Phonetic ONE, Phonetic Phenom EP
Alright, so most people under 40 aren't surprised anymore by the growing interaction between hip-hop and academia (we hope). Even so, we didn't know what to expect from some EPs the UW's First Wave hip-hop program put out from its student artists. What we got was a confident, often quite skillful intersection of old-school rap and spoken-word. Of all these, Phonetic ONE shows off the most momentum and versatility, stretching and condensing his lines like a very rhythmically inclined Slinky.

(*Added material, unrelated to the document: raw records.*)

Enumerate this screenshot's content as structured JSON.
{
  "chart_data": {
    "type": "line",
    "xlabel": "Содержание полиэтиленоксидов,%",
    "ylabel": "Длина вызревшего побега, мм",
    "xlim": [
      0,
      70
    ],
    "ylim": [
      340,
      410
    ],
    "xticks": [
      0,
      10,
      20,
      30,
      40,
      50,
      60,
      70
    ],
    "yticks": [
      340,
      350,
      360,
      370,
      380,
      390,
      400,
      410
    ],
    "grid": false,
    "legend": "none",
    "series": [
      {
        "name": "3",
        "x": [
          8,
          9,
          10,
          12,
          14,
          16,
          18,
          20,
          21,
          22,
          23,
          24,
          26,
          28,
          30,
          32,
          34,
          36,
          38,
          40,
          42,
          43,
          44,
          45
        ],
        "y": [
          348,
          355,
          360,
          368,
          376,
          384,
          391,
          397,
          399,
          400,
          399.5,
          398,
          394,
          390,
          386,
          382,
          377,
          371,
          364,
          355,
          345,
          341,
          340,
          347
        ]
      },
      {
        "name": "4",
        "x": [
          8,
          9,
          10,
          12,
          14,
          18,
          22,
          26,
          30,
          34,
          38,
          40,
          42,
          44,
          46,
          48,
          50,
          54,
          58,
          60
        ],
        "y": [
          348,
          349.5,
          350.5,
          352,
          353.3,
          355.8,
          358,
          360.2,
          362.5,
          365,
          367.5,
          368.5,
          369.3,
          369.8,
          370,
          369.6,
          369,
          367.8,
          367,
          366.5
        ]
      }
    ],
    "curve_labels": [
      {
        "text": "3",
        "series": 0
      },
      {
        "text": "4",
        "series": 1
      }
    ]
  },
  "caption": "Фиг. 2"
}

Pushmi-Pullyu, Together and Golden Days EPs
Pushmi-Pullyu played in member John Kruse's basement nearly as often as it did actual venues this year, and released only a couple of split EPs (sharing Together with a New Zealand outfit called The Enright House, and the cassette- and torrent-only Golden Days with fellow local and collaborator K. Wilhelm). Kruse is a shy singer and relies on a bunch of stuff plugged into a laptop. All these factors make Pushmi-Pullyu seem a little more hard-to-get than it actually is. Kruse's synths are more likely to ring out in welcoming, glass-pure tones than fart out kitschy dance hooks, carving an accessible trail through this pairing of slow-building pop and electronic ambience.

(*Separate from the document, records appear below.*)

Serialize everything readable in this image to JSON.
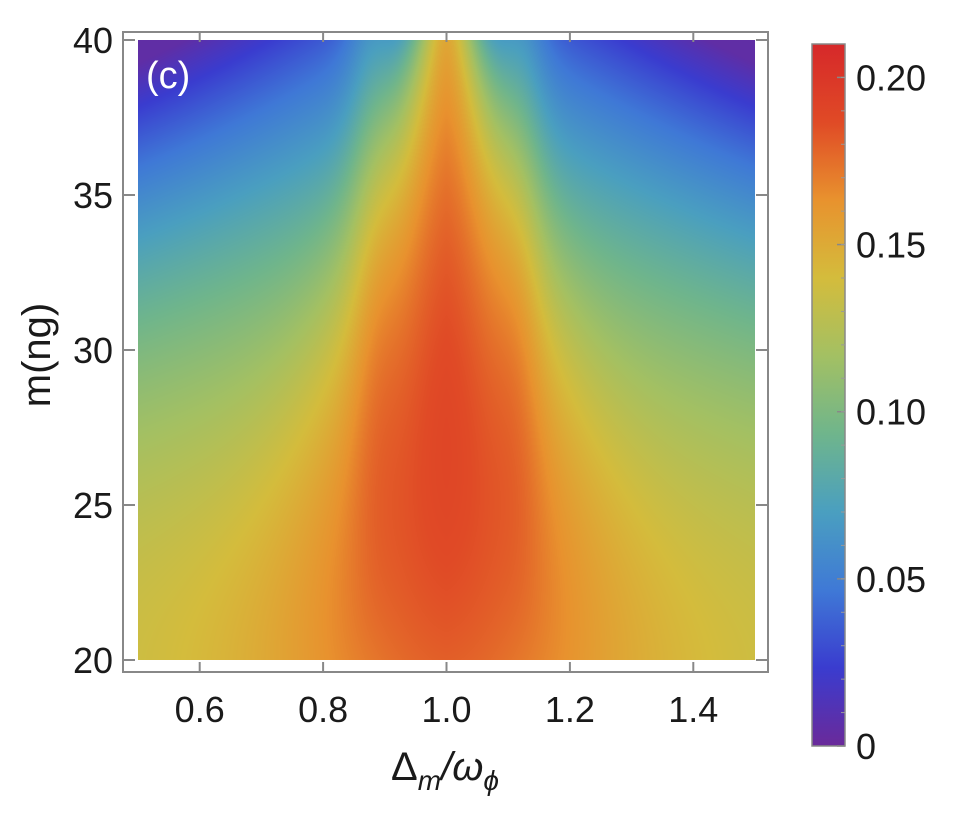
{
  "chart_data": {
    "type": "heatmap",
    "panel_label": "(c)",
    "xlabel": {
      "main": "Δ",
      "sub1": "m",
      "sep": "/ω",
      "sub2": "ϕ"
    },
    "ylabel": "m(ng)",
    "xlim": [
      0.5,
      1.5
    ],
    "ylim": [
      20,
      40
    ],
    "x_ticks": [
      0.6,
      0.8,
      1.0,
      1.2,
      1.4
    ],
    "x_tick_labels": [
      "0.6",
      "0.8",
      "1.0",
      "1.2",
      "1.4"
    ],
    "y_ticks": [
      20,
      25,
      30,
      35,
      40
    ],
    "y_tick_labels": [
      "20",
      "25",
      "30",
      "35",
      "40"
    ],
    "colorbar": {
      "min": 0,
      "max": 0.21,
      "ticks": [
        0,
        0.05,
        0.1,
        0.15,
        0.2
      ],
      "tick_labels": [
        "0",
        "0.05",
        "0.10",
        "0.15",
        "0.20"
      ],
      "colormap": [
        "#6a2a9a",
        "#3a3ccf",
        "#3f79d6",
        "#4a9fc0",
        "#6fb58c",
        "#a3c063",
        "#d4bc3c",
        "#e8922e",
        "#e04a26",
        "#d6282a"
      ]
    },
    "grid": false
  }
}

Revolving Doors, Songs For Car Commercials
You'd usually expect an instrumental-rock album to feel ostentatious and help itself to an exorbitant chunk of your time. Revolving Doors' live sets may involve a mountain of gear, but the actual music on Songs For Car Commercials values brevity as much as it does pretty layers of sound. And when Revolving Doors do try to get boisterous and epic, as on the song "Fog," it's by bringing drums, guitar, and synth into focus on a strong hook, not just by suddenly hitting a distortion pedal.

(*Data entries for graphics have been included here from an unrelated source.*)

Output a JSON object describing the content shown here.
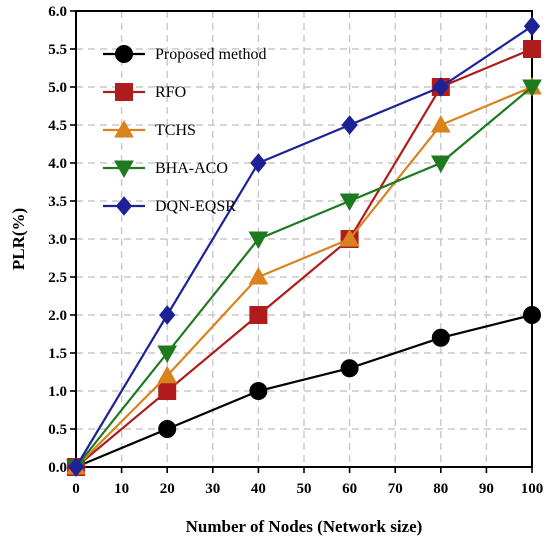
{
  "chart_data": {
    "type": "line",
    "xlabel": "Number of Nodes (Network size)",
    "ylabel": "PLR(%)",
    "xlim": [
      0,
      100
    ],
    "ylim": [
      0,
      6
    ],
    "x_ticks": [
      "0",
      "10",
      "20",
      "30",
      "40",
      "50",
      "60",
      "70",
      "80",
      "90",
      "100"
    ],
    "y_ticks": [
      "0.0",
      "0.5",
      "1.0",
      "1.5",
      "2.0",
      "2.5",
      "3.0",
      "3.5",
      "4.0",
      "4.5",
      "5.0",
      "5.5",
      "6.0"
    ],
    "grid": true,
    "legend_position": "top-left",
    "x": [
      0,
      20,
      40,
      60,
      80,
      100
    ],
    "series": [
      {
        "name": "Proposed method",
        "values": [
          0,
          0.5,
          1.0,
          1.3,
          1.7,
          2.0
        ],
        "color": "#000000",
        "marker": "circle"
      },
      {
        "name": "RFO",
        "values": [
          0,
          1.0,
          2.0,
          3.0,
          5.0,
          5.5
        ],
        "color": "#b01c1c",
        "marker": "square"
      },
      {
        "name": "TCHS",
        "values": [
          0,
          1.2,
          2.5,
          3.0,
          4.5,
          5.0
        ],
        "color": "#d9821e",
        "marker": "triangle-up"
      },
      {
        "name": "BHA-ACO",
        "values": [
          0,
          1.5,
          3.0,
          3.5,
          4.0,
          5.0
        ],
        "color": "#1e7a1e",
        "marker": "triangle-down"
      },
      {
        "name": "DQN-EQSR",
        "values": [
          0,
          2.0,
          4.0,
          4.5,
          5.0,
          5.8
        ],
        "color": "#1c2296",
        "marker": "diamond"
      }
    ]
  }
}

Spectrum Trio, self-titled
Recreating traditional West African chants and Afro-Cuban rhythms in a convincing way would be a tall order for any Wisconsin-bred act. The three percussion-heads in Spectrum Trio manage to keep invested in the details without losing the rhythmic impact up-front, and experiment with synths and more fully fleshed-out jazz numbers in the process.
F. Stokes And Lazerbeak, Death Of A Handsome Bride
F. Stokes is another Madison-connected artist claiming multiple hometowns (here, Chicago, Brooklyn), and, like local hip-hop band Dumate, fills a big need with a solid live presence and raps that manage to feel friendly and sympathetic even when the details get nasty.
Vartan Mamigonian, self-titled
Sax player Patrick Breiner has added some fresh blood to Madison jazz on both the more straightforward and adventurous ends. This solo-sax album from his alter-ego strikes somewhere in-between, often rooted in melodic composition, but just as often chasing itself into dissonance and uneasy rhythms.
Wormsblood, In The Stars
Like many black metal-inspired miscreants before him, Clay Ruby (who's in our local best-of for his Burial Hex project) almost makes us believe he's more interested in spite, foreboding, and the occult than in crafting a beautiful record. Under In The Stars' cracking sonic skin—and alongside Ruby's truly enviable catacomb-file of wretched vocals—is a set of songs that master the crude metal basics and explore the gloom beyond.